Тридцать восемь
Лондон, 2017
Бена уволили два года назад.
Это последнее, что я слышу, перед тем как встать и выйти из фойе здания, где он когда-то работал. Мальчик, сообщивший мне новости, все еще что-то говорит, но я его больше не слышу. Слишком громко звучат слова у меня в голове, заглушая все и всех вокруг. Они задают вопросы, которые приводят меня в ужас, потому что я уже совсем не уверена, что знаю ответы. Как так получилось, что мой муж потерял работу два года назад, а я даже не знала? Что он делал все это время? Куда он ходил, когда говорил, что идет на работу? Откуда он брал деньги?
Нужно было спросить, за что его уволили. Что значит «злостно неправомерное поведение»?
Я начинаю думать, что совершенно не знала человека, за которого вышла замуж.
Может быть, я и себя знаю хуже, чем мне кажется.
Действительно ли я убила мужа?
Действительно ли я взяла из-под кровати пистолет и застрелила его?
Действительно ли я поехала на заправку и купила жидкость для розжига, чтобы уничтожить улики? Почему бутылка оказалась в мусорном ведре и откуда взялась запись с камеры безопасности, на которой кто-то похожий на меня ее покупает?
Я не помню, чтобы я все это делала, но мне уже не кажется, что это достаточно веское доказательство. Я так растеряна и одинока, как никогда в жизни. Кому мне довериться, если я не могу верить себе самой? Когда жизнь поставит передо мной самое последнее зеркало, надеюсь, я еще буду способна туда взглянуть.
Мой телефон издает сигнал. Я смотрю на экран и вижу имя Джека.
«Ко скольки ты сегодня приедешь на вечеринку? Я уже скучаю! Целую».
Я совсем забыла про вечеринку.
Я не смогу туда пойти. Я никуда пойти не смогу.

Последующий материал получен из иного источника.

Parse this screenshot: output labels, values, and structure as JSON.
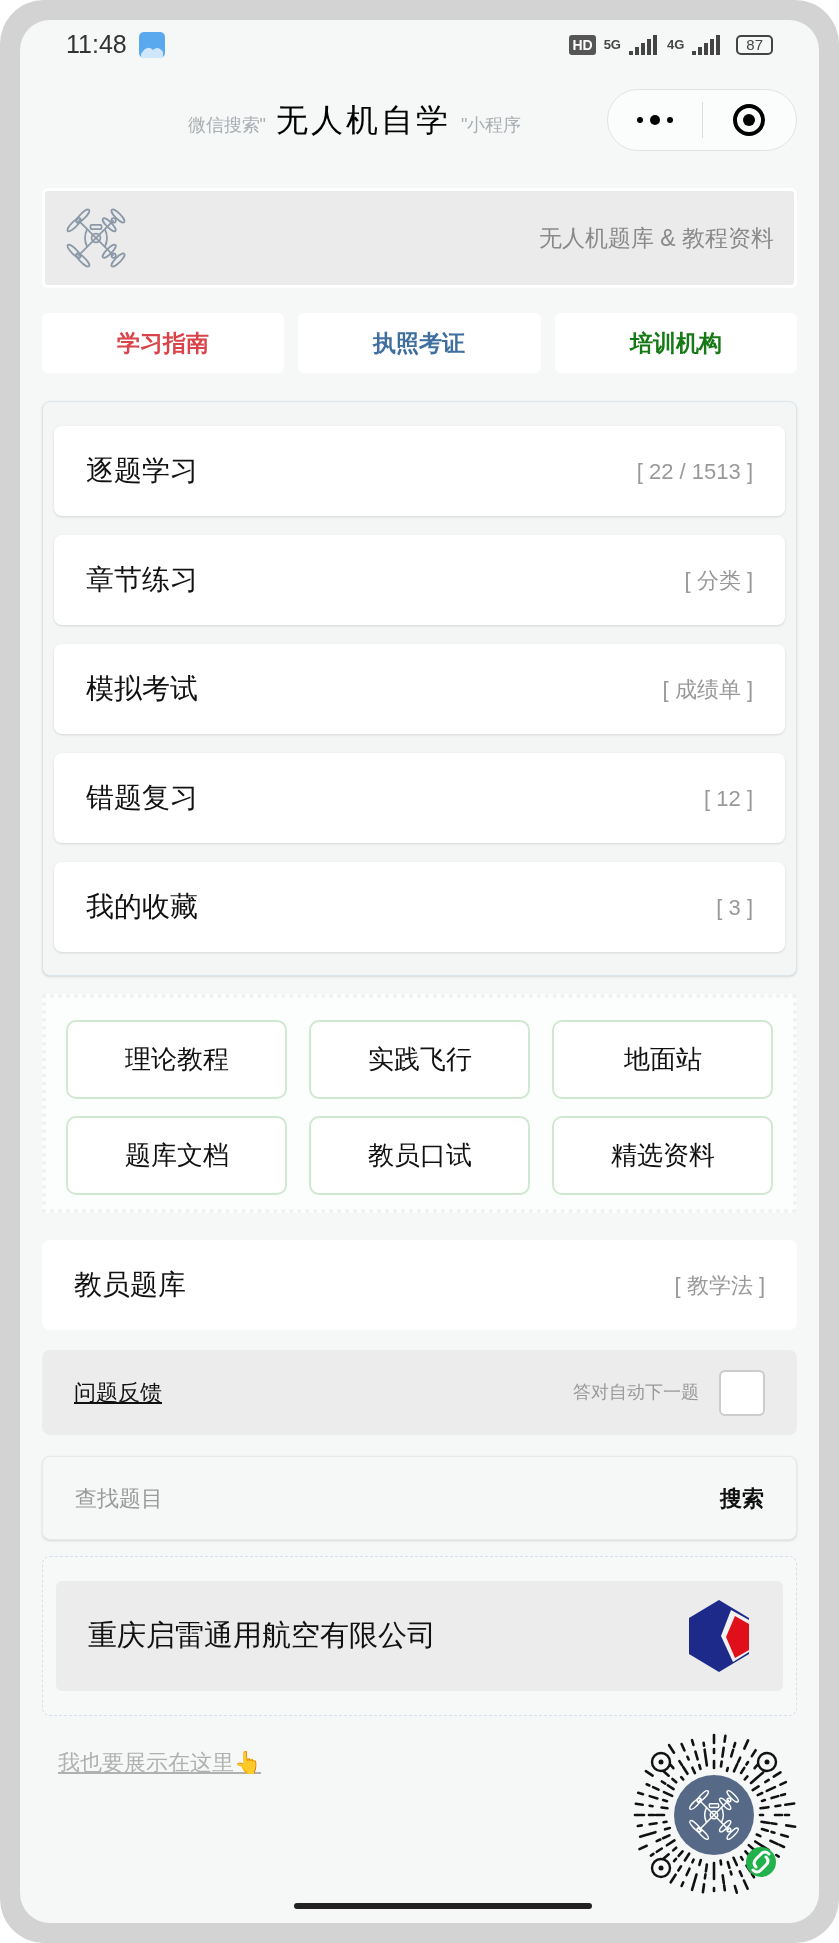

Я хватаюсь за эту мысль и осознаю, что это абсолютная правда. Мне нельзя ехать домой сейчас, когда там кишмя кишит полиция. Если они действительно нашли… что-то, то вдруг они решат меня арестовать? И не важно, что я не сделала ничего плохого. Важно, как это будет выглядеть со стороны. Злые сплетни – как пиявки: они липнут. Неловко, как ржавый шарнир, я колеблюсь между вариантами и делаю вывод, что их всего два. Я могу убежать и спрятаться, доказав себе самой и всем вокруг, что я виновата в преступлении, которого не помню, – или могу продолжать жить так, будто ничего не происходит. Если я не появлюсь на вечеринке, мое отсутствие заметят. Не в сентиментальном смысле, нет: у этого поступка будут последствия.
Мне просто нужно вести себя нормально.
Оказываясь перед двумя вариантами – утонуть или выплыть, – я выбираю жизнь. Всегда. Каждый раз. Если придется, я научусь дышать под водой.
Я не убивала мужа.
Я говорю себе это, входя в универмаг и поднимаясь на эскалаторе в отдел женской одежды. Я повторяю это снова, выбирая черное платье размера XS и отправляясь с ним в примерочную. И еще раз, когда прошу консультанта снять бирки, потому что хочу надеть платье сейчас. И не обращаю внимания на ее удивленное лицо, когда, совершив покупку, я передаю ей одежду, в которой пришла, и прошу ее выбросить.
Я не сумасшедшая.
Если сплетать вместе правду и ложь, они становятся очень похожи друг на друга.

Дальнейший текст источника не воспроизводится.